14 Mart, 2025

Müştak Baba Ankara'nın Başkent Olacağı

 İŞTE, MEŞHUR KEHANET…

Şimdi, Müştak Baba’nın Ankara’nın 1923’te başkent olacağını söylediği şiirini ve kehanetinin nasıl anlaşıldığını yazayım…

Şiirin orijinali şöyle:

“Me’vâ-yı nâzenîne kim elf olursa efser / Lâ-büdd olur o me’va İslâmbol ile hemser // Nun ve’l-kalem başından alınsa nun-ı Yunus / Aldıkda harf-i diger olur bu remz ızhâr // Miftâh-ı sure-i Kaf ser-had-i kaf tâ kaf / Munzamm olunmak ister Râ-yı Resul-i Peyamber // Hây-ı huy ile âhir maksud oldu zâhir / Beyt-i veliyyü’l-ekrem Elhâc Abd-i ekber // Ey pâdişâh-ı fehhâm Sultan Hacı Bayram / Revhân ister ikram-ı Müştâk-ı abd-i çâker”

Şiirde günümüzün Türkçesi ile şöyle deniyor:

“1000 mânâsına gelen ELF sözü, güzeller beldesinin başına EFSER, yani tâc olarak konursa, o belde İstanbul’dan farksız bir hâle gelir. Sonra, Yunus Suresi’ndeki NUN ve Kaf Suresi’ndeki KAF harfleri alınır. Hazreti Peygamber demek olan Resul’ün başındaki RI harfi de bunlara ilâve olunmak ister ve maksad “hây-ı huy” sözündeki “HE” harfi ile tamamlanır. Ey anlayışlıların padişâhı olan Sultan Hacı Bayram! Senin bulunduğun o güzel belde, bu değersiz kul Müştak’tan hürmet istiyor!”

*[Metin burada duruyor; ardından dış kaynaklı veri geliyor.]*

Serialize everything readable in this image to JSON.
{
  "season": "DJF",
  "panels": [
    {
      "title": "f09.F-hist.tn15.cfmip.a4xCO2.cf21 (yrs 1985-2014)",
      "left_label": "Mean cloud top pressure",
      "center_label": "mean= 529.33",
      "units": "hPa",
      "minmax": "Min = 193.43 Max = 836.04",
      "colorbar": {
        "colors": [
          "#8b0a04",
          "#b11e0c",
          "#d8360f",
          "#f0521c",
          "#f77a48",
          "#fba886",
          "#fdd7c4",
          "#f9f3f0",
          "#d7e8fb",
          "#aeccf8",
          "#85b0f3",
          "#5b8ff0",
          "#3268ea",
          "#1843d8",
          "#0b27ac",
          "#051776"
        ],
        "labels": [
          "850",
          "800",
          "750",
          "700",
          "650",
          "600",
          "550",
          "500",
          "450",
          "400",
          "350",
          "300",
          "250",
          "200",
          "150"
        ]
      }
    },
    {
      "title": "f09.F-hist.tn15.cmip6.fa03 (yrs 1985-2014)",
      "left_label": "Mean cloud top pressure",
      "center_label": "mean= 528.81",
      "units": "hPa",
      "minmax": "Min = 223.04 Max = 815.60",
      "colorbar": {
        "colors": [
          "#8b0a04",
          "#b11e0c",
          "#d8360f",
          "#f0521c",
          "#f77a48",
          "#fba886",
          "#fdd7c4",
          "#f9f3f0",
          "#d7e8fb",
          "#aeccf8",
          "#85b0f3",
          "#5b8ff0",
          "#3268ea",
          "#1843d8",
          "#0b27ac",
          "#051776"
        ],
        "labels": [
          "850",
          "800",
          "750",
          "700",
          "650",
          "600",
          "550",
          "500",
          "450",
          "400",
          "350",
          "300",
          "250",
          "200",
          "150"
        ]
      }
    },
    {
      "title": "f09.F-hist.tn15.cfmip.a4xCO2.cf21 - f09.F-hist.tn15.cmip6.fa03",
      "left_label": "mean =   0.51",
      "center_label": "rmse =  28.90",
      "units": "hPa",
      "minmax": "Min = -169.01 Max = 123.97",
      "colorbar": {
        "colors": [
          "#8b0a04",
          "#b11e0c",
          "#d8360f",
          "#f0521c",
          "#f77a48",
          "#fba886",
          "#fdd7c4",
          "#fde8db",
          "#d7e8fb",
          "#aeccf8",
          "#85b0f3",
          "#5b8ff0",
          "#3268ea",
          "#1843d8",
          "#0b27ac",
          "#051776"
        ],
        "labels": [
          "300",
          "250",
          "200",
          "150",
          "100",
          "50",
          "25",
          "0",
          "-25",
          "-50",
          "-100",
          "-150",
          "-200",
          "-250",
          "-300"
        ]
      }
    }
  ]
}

Müştak Baba, şiirin ilk mısraında “1000” demek olan “elf” ve “tâc” demek olan “efser” sözlerini veriyor ve “efser”in başına “elf”in ilâve edilmesi gerektiğini söylüyor. Ebced hesabıyla 341 tutan “efser”e “elf”in, yani “1000” sayısının ilâvesiyle, Ankara’nın başkent yapıldığı 1923’ün Hicri takvimle karşılığı olan 1341 tarihini elde ediyoruz.

Şair, daha sonra beş mısrada sırasıyla “elif”, “nun”, “kaf”, “rı” ve “he” harflerini veriyor. Bu harfler, bu sırayla yazıldıklarında ortaya “Ankara” kelimesi çıkıyor. Yani, Müştak Baba, “Ankara”nın eski harflerle yazılışı olan “A-N-K-R-H” harflerini sıralıyor, “Güzeller beldesi ve Hacı Bayram’ın memleketi olan Ankara, 1341 yılında başlara tâc olacak ve İstanbul’dan -yani, şiirin yazıldığı zamanın başkentinden- farksız hâle gelecek” diyor.

Şiirin mısralarında gizlenen kehaneti Sultan Vahideddin’in tahttan indirilmesi fetvasını yazan Konya Mebusu, Evkaf Nâzırı, yani Vakıflar Bakanı ve “Hülâsatü’l-Beyân” isimli Kur’an tefsirinin sahibi Mehmed Vehbi Efendi’nin çözdüğü söylenir…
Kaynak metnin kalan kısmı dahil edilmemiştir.